Outdoor tracking using panoramic image

December 22nd, 2010

I have made this experiment in 2 days:

First of all, I must admit that this is more a “proof-of-concept” rather than a prototype… But the goal was to illustrate a concept needed for my job. I love this kind of challenge! Building something like this in 2 days was only possible thanks to great open-source library:

Analysis

I’m using a panoramic image as reference. For each frame of the video I’m extracting Sift feature using SiftGPU and matching them with those of the reference image.
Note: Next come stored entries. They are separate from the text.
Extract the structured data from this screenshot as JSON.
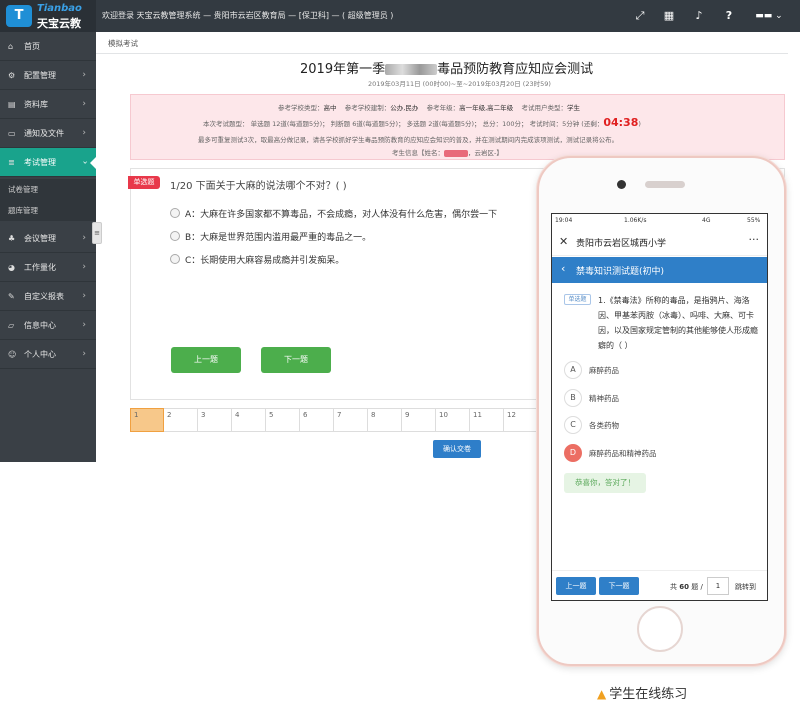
{
  "logo": {
    "badge": "T",
    "en": "Tianbao",
    "cn": "天宝云教"
  },
  "topbar": {
    "welcome": "欢迎登录 天宝云教管理系统 — 贵阳市云岩区教育局 — [保卫科] — ( 超级管理员 )"
  },
  "sidebar": {
    "items": [
      {
        "label": "首页",
        "icon": "home-icon"
      },
      {
        "label": "配置管理",
        "icon": "gear-icon"
      },
      {
        "label": "资料库",
        "icon": "database-icon"
      },
      {
        "label": "通知及文件",
        "icon": "folder-icon"
      },
      {
        "label": "考试管理",
        "icon": "exam-icon"
      },
      {
        "label": "会议管理",
        "icon": "meeting-icon"
      },
      {
        "label": "工作量化",
        "icon": "chart-icon"
      },
      {
        "label": "自定义报表",
        "icon": "report-icon"
      },
      {
        "label": "信息中心",
        "icon": "info-icon"
      },
      {
        "label": "个人中心",
        "icon": "user-icon"
      }
    ],
    "subitems": [
      "试卷管理",
      "题库管理"
    ]
  },
  "breadcrumb": "模拟考试",
  "exam": {
    "title_pre": "2019年第一季",
    "title_post": "毒品预防教育应知应会测试",
    "dates": "2019年03月11日 (00时00)~至~2019年03月20日 (23时59)",
    "line1_a_label": "参考学校类型：",
    "line1_a": "高中",
    "line1_b_label": "参考学校建制：",
    "line1_b": "公办,民办",
    "line1_c_label": "参考年级：",
    "line1_c": "高一年级,高二年级",
    "line1_d_label": "考试用户类型：",
    "line1_d": "学生",
    "line2": "本次考试题型： 单选题 12道(每道题5分)； 判断题 6道(每道题5分)； 多选题 2道(每道题5分)； 总分：100分； 考试时间：5分钟 (还剩：",
    "timer": "04:38",
    "line2_end": ")",
    "line3": "最多可重复测试3次，取最高分做记录，请各学校抓好学生毒品预防教育的应知应会知识的普及，并在测试期间内完成该项测试，测试记录将公布。",
    "line4_pre": "考生信息【姓名：",
    "line4_post": "，云岩区-】"
  },
  "question": {
    "type_badge": "单选题",
    "text": "1/20  下面关于大麻的说法哪个不对？( )",
    "options": [
      "A：大麻在许多国家都不算毒品，不会成瘾，对人体没有什么危害，偶尔尝一下",
      "B：大麻是世界范围内滥用最严重的毒品之一。",
      "C：长期使用大麻容易成瘾并引发痴呆。"
    ],
    "prev": "上一题",
    "next": "下一题"
  },
  "numbers": [
    "1",
    "2",
    "3",
    "4",
    "5",
    "6",
    "7",
    "8",
    "9",
    "10",
    "11",
    "12"
  ],
  "confirm": "确认交卷",
  "mobile": {
    "status_time": "19:04",
    "status_speed": "1.06K/s",
    "status_net": "4G",
    "status_battery": "55%",
    "app_title": "贵阳市云岩区城西小学",
    "menu": "···",
    "section_title": "禁毒知识测试题(初中)",
    "tag": "单选题",
    "question": "1.《禁毒法》所称的毒品，是指鸦片、海洛因、甲基苯丙胺（冰毒）、吗啡、大麻、可卡因，以及国家规定管制的其他能够使人形成瘾癖的（ ）",
    "options": [
      {
        "letter": "A",
        "text": "麻醉药品"
      },
      {
        "letter": "B",
        "text": "精神药品"
      },
      {
        "letter": "C",
        "text": "各类药物"
      },
      {
        "letter": "D",
        "text": "麻醉药品和精神药品"
      }
    ],
    "feedback": "恭喜你，答对了！",
    "prev": "上一题",
    "next": "下一题",
    "total_pre": "共",
    "total": "60",
    "total_post": "题 /",
    "page": "1",
    "jump": "跳转到"
  },
  "caption": "学生在线练习"
}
Then I’m computing the homography between the 2 images using Ransac homography estimator (OpenCV cvFindHomography).

Performance

The performance are low due to complexity of the Sift detection and matching and that I’m applying the homography using cvWarpPerspective.

Sift extraction: 28ms 1228 features
Sift matching: 17ms using SiftGPU
Ransac Homography estimation: 2ms 89 inliers of 208 matches
Homography application: 36ms done on the CPU with OpenCV
Global: 12fps
 

I’m working on another version using Fast (or Agast) as feature detector and Brief as descriptor. This should lead to a significant speed-up and may eventually run on a mobile… Using the GPU vertex and pixel shader instead of the CPU to apply the homography should also gives a nice speed-up.

I’m also aware that it is not correct to apply an homography on a cylindric panoramic image (especially if you don’t undistort the input video frame too ;) )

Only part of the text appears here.